World News
Black Nova Scotians call for police to earn their trust with concrete change
After last year’s ban on street checks, and in the shadow of worldwide demonstrations against police brutality and racism, Nova Scotia’s black community is looking for local police to do more to stop racial profiling, over-policing and police brutality.Protesters took to the streets of Halifax last year after the release of a report on street…
After last year's ban on street checks, and in the shadow of worldwide demonstrations against police brutality and racism, Nova Scotia's black community is looking for local police to do more to stop racial profiling, over-policing and police brutality.
As demonstrations take place around the world in the wake of George Floyd's killing, many Nova Scotians have renewed their call for local police to address systemic racism. And while authorities say they're listening to the community, black Nova Scotians say they want more than words.
In March 2019, a landmark report confirmed what black people in Halifax had been saying for years — police officers were conducting street checks on black people at a rate six times higher than white people.
Trayvone Clayton is a 22-year-old black man who grew up in the African Nova Scotian community in Halifax's north end. He was one of the organizers of protests against street checks last year.
In October, after the practice was deemed illegal, Justice Minister Mark Furey ordered police forces across the province to end the practice.
At the time, Clayton welcomed the ban, but expressed concern that prejudicial treatment would continue. More than seven months later, he said the practice of street checks seems to have waned, but the black community still distrusts the police.
Street checks progress marred by setbacks
“I still get chills through my body when I see a police officer,” Clayton told CBC News.
He said the violent arrest of Santina Rao at a Halifax Wal-Mart in January unravelled some of the progress made with the street checks ban.
Vanessa Fells said it's time for police forces and the justice system to actively work to repair their relationships with black Nova Scotians.

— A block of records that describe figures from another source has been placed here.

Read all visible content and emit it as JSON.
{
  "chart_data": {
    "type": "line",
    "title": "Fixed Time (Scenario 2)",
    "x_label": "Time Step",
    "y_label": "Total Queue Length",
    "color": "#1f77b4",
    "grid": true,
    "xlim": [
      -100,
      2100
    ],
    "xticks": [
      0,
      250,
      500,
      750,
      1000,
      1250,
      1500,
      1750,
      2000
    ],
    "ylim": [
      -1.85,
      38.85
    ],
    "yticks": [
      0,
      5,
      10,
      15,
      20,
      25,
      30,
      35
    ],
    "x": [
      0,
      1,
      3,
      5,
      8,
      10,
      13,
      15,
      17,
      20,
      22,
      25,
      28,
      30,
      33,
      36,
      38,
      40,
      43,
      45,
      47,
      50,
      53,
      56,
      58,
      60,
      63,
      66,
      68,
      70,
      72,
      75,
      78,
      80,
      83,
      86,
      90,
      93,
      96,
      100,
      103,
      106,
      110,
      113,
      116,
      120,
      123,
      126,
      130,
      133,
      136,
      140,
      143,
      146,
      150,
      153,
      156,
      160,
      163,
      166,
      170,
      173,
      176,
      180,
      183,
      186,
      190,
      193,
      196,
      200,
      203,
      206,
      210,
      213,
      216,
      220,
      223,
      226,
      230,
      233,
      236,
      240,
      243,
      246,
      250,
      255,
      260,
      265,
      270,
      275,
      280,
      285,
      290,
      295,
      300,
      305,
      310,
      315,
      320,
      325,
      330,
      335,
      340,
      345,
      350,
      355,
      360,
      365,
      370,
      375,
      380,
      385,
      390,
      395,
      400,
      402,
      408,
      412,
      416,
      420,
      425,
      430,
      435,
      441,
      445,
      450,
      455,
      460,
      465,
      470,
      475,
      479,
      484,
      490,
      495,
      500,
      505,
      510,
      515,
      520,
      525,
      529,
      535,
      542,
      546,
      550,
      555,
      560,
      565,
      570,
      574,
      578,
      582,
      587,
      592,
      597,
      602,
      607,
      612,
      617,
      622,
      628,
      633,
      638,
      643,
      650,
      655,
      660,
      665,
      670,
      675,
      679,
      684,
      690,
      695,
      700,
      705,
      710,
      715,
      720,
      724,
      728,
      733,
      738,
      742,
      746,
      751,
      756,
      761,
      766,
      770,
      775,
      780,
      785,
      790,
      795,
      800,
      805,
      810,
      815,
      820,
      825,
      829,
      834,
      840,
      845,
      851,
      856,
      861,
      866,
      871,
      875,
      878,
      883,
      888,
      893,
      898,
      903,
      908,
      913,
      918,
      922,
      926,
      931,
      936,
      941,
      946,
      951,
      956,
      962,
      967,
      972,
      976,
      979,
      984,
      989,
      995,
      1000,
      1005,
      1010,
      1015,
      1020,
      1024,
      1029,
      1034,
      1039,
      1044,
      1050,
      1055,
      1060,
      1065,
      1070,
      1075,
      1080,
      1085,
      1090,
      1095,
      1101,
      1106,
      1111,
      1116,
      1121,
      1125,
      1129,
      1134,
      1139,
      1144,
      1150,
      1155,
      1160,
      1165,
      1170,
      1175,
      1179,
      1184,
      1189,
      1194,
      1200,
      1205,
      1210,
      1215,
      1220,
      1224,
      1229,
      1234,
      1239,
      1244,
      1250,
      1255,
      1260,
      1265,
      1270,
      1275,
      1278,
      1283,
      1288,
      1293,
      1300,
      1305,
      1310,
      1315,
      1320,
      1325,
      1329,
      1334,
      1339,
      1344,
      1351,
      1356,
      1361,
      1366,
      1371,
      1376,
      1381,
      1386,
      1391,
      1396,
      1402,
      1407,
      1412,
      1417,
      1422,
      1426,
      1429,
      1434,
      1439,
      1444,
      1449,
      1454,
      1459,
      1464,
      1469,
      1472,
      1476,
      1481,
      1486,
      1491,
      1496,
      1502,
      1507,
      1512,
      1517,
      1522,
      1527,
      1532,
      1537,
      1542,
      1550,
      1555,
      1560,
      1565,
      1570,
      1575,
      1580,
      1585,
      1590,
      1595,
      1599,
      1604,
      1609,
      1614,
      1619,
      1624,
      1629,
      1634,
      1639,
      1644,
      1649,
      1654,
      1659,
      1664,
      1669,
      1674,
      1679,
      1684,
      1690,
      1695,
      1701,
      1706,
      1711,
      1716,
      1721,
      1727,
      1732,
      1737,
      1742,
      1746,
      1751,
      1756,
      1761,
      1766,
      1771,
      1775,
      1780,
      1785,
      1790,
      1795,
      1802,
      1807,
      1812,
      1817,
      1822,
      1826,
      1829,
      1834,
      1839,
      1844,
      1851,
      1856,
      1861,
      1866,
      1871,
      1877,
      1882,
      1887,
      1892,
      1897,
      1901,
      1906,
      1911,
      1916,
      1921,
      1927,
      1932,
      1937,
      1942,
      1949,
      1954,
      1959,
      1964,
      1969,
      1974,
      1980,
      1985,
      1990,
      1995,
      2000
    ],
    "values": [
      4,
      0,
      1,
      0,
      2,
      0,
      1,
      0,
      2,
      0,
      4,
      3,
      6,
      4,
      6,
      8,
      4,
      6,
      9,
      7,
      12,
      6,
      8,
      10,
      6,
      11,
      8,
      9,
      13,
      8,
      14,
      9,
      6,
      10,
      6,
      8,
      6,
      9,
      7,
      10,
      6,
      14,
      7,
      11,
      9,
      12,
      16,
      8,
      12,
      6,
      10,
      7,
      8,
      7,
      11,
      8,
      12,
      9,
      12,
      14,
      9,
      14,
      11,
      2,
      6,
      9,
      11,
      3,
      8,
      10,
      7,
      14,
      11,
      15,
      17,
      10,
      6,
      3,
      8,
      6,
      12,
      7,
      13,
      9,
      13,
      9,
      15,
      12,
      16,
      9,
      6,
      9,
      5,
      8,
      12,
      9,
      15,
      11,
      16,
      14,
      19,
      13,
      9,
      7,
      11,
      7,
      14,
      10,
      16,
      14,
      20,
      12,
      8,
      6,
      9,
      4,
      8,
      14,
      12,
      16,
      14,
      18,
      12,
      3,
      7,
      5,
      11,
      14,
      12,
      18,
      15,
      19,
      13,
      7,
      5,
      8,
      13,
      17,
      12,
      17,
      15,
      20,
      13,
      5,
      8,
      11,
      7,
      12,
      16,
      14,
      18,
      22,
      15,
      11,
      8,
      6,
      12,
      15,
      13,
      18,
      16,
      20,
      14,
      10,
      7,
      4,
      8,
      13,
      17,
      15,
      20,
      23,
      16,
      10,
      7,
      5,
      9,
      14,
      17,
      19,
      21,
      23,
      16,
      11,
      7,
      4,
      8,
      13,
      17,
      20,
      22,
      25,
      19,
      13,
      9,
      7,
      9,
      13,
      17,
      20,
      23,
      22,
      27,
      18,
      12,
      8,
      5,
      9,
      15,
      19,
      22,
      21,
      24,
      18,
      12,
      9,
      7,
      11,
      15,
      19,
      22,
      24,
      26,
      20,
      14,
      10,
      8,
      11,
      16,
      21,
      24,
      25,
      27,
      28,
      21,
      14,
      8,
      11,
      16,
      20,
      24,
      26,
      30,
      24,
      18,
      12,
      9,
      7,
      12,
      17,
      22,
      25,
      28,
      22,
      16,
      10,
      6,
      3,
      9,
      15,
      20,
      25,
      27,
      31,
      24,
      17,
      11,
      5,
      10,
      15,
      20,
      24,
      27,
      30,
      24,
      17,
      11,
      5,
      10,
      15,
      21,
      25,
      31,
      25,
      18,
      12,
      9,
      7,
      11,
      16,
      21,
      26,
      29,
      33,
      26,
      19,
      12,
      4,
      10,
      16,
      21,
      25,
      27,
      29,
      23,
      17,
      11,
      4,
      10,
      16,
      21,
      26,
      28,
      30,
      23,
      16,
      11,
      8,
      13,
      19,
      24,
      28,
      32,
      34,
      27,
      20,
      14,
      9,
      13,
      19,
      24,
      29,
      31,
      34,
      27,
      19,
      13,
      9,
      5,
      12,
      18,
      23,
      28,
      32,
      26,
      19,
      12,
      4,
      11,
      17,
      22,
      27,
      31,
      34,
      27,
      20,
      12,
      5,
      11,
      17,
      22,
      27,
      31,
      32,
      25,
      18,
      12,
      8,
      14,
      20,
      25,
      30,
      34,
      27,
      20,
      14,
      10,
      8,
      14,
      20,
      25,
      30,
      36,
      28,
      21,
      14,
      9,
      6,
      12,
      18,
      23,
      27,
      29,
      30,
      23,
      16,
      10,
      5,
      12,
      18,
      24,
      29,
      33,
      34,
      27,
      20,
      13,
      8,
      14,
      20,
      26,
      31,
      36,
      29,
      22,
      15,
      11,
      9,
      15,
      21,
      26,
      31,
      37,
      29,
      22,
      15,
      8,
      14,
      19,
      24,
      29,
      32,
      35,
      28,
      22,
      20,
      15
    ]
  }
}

Fells is the program co-ordinator for the African Nova Scotian Decade for People of African Descent Coalition, an organization that wrote to Furey and Premier Stephen McNeil this week to demand action.
“While this incident with George Floyd didn't happen here in Nova Scotia … incidents like this happen in Nova Scotia and they are traumatic to the community,” Fells told CBC's Information Morning, also pointing to the Rao case.
In its letter to the province, Fells' organization said street checks are still happening. A Halifax Regional Police spokesperson said no street checks have been conducted since the ban, and an RCMP spokesperson said they couldn't respond to the request in time for CBC's deadline.
The letter said “issues of racial profiling, over policing, police brutality, systemic anti-Black racism in the justice system, and differential treatment while incarcerated” are not being adequately addressed.
“We saw everything that's happened with street checks, and while government and police are saying, ‘Yes, we're working on it, we're working on recommendations,' it's not happening fast enough.”
Halifax Regional Police Chief Dan Kinsella said he understood why the Floyd's killing was resonating in Nova Scotia. He told Information Morning that Floyd's death was “a horrible thing and a gigantic set-back.”
Kinsella said “there is racism in all of our systems and … policing is one of those systems.” To address that, he said Halifax Regional Police offers regular training to officers on de-escalation techniques and anti-racism. He said he's open to other tools that might help correct systemic problems and build trust with the black community, including body cameras for officers.
On apologies
Kinsella apologized for street checks shortly after the practice was banned. Furey, who oversees Nova Scotia RCMP, has declined to apologize for street checks, repeating this week that it wouldn't be appropriate until police have bettered their relationship with the black community.
“I don't want any apology to be seen simply as an apology, there has to be substance, there has to be a feeling of inclusion as part of that discussion, and that's the direction we're taking,” he told reporters Thursday.
Fells said she was ambivalent about apologies.
“Give us all the apologies you want, but it's a hollow apology unless you're actually going to take immediate action to work with the community and solve these issues.”